Les inquiétudes des salariés de Ritleng Revalorisations paraissent légitimes tant les irrégularités constatées ces dernières années par l’inspection du travail sont nombreuses. Dans un rapport daté de septembre 2024, une inspectrice note tout d’abord la difficulté à effectuer un contrôle dans les conditions d’activité classiques de l’entreprise : « L’ensemble de la production était à l’arrêt pendant le contrôle ce qui ne nous a pas permis d’avoir une vision réelle des conditions de travail. » Un arrêt de l’activité qu’explique le délégué du personnel CGT Atef Labben : « Dès qu’il y avait quelqu’un de l’inspection qui entrait sur site, on recevait l’ordre de la direction, via nos talkies-walkies, d’arrêter toutes les installations. »

Des salariés sans formation

L’entreprise de recyclage a été rappelée à l’ordre à plusieurs reprises sur les risques liés à l’amiante. Fin 2019, l’inspection du travail a constaté la présence de déchets amiantés dans des prélèvements du 13 et 14 novembre 2019. Cette détection oblige l’employeur à organiser « l’information et la formation à la sécurité des travailleurs susceptibles d’être exposés à l’action d’agents cancérogènes », selon l’article R4412-87 du Code du travail. Une obligation que ne respectait pas Ritleng Revalorisation au moment de cette inspection. Sur ordre de l’inspectrice du travail en charge du dossier, la direction de l’entreprise avait mis en place une formation au risque amiante en 2020.
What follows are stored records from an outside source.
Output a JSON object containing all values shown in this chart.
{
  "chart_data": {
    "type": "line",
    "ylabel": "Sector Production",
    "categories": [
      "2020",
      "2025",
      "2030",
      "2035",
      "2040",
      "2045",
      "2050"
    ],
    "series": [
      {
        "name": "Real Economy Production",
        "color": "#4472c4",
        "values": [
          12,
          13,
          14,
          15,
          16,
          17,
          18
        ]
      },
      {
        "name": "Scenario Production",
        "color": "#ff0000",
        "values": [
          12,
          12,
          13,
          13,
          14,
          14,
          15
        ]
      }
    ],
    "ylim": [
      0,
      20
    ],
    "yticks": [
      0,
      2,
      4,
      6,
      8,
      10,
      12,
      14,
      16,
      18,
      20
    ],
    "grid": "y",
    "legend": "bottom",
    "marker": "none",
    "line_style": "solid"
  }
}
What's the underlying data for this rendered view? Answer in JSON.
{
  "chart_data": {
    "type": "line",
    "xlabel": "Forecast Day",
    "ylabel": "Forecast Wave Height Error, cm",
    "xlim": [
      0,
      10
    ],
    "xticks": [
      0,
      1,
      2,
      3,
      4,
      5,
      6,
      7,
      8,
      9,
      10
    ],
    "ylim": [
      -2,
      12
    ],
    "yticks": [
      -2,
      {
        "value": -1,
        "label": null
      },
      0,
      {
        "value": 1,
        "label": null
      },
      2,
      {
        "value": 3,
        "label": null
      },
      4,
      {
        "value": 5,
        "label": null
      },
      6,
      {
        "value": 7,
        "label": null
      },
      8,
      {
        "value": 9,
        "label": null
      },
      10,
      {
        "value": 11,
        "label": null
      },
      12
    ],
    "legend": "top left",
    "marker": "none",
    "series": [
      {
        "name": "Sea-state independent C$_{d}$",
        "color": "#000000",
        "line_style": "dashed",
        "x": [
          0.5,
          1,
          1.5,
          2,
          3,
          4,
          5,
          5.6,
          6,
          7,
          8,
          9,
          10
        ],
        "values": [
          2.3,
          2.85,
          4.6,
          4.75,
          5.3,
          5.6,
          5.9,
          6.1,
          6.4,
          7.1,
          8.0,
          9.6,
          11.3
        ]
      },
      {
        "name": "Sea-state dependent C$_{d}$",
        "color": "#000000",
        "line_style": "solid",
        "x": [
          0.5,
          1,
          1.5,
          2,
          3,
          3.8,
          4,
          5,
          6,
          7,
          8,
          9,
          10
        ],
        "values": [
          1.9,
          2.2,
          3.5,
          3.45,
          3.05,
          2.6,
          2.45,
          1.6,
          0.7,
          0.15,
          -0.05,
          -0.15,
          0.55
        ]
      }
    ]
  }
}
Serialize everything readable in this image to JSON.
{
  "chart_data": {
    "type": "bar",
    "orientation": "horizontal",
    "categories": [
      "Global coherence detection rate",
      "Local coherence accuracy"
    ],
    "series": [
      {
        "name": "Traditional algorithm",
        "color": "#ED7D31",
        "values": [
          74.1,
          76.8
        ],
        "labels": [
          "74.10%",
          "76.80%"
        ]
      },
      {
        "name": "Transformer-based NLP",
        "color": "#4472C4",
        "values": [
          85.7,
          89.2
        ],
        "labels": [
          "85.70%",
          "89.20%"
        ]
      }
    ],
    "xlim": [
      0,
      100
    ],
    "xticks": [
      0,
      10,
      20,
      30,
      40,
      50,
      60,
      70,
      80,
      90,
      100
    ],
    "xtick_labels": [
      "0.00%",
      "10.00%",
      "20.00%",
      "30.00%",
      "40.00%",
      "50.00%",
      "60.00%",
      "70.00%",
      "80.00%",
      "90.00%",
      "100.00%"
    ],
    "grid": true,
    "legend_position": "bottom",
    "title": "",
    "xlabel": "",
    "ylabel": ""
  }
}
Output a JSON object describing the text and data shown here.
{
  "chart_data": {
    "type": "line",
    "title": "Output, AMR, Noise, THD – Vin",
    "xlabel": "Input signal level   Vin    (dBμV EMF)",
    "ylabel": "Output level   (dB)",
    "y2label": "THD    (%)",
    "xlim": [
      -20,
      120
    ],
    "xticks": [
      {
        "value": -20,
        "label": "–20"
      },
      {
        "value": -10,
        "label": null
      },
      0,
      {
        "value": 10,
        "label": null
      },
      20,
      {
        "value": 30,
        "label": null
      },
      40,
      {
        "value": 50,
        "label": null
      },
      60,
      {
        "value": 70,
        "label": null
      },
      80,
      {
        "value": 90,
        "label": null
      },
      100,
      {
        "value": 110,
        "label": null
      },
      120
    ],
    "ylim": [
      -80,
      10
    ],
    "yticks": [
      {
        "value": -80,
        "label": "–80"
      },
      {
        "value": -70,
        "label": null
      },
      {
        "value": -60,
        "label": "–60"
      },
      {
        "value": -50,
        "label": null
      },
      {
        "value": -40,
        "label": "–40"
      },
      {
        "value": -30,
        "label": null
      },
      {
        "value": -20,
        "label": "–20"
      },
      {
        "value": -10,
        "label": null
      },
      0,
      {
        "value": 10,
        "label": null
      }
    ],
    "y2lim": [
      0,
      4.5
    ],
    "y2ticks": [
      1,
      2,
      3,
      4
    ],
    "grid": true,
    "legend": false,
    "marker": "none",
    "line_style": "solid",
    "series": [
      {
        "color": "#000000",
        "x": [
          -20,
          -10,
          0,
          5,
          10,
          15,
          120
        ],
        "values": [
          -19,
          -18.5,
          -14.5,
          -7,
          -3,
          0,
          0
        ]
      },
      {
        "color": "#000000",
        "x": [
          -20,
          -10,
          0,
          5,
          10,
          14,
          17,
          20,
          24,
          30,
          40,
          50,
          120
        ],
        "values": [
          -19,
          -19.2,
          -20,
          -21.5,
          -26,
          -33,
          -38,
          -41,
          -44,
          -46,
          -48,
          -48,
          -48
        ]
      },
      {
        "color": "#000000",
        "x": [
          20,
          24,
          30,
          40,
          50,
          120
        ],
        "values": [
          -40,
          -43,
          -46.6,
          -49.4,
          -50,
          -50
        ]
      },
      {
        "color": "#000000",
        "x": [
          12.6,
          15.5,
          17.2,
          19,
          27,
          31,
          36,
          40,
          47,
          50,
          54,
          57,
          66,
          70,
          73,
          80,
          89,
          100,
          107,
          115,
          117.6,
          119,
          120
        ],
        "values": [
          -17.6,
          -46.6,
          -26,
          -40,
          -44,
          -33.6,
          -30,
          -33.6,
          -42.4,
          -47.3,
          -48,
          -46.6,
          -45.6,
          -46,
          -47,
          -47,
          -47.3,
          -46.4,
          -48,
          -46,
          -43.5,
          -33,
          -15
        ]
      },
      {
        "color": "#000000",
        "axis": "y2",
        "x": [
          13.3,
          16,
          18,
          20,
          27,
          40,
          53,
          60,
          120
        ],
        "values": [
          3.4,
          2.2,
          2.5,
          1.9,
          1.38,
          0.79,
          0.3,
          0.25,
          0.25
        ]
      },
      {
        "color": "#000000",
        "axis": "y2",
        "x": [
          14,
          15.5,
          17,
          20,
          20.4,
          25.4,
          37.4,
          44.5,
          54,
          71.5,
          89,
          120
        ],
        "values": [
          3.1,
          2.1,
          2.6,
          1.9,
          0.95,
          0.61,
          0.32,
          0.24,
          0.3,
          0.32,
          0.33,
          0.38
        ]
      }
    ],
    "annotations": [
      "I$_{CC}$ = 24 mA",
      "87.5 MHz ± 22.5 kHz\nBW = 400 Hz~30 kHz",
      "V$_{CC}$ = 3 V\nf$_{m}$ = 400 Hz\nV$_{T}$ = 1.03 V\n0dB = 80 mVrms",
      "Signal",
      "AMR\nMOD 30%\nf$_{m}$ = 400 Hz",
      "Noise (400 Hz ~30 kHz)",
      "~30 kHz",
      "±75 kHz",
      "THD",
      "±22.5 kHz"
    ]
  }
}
Fin 2024, les salariés mobilisés soulignaient à nouveau ce manque de formation au risque d’amiante. Selon Atef Labben, « entre 2020 et 2025, de nouvelles personnes sont arrivées et elles n’ont pas été formées ». Un rapport de l’inspection du travail daté d’octobre 2024 évoque des salariés formés au risque amiante dans la section production de l’entreprise. Mais les chauffeurs de Ritleng Revalorisations, qui réceptionnent les matériaux, manquaient toujours de cette formation obligatoire.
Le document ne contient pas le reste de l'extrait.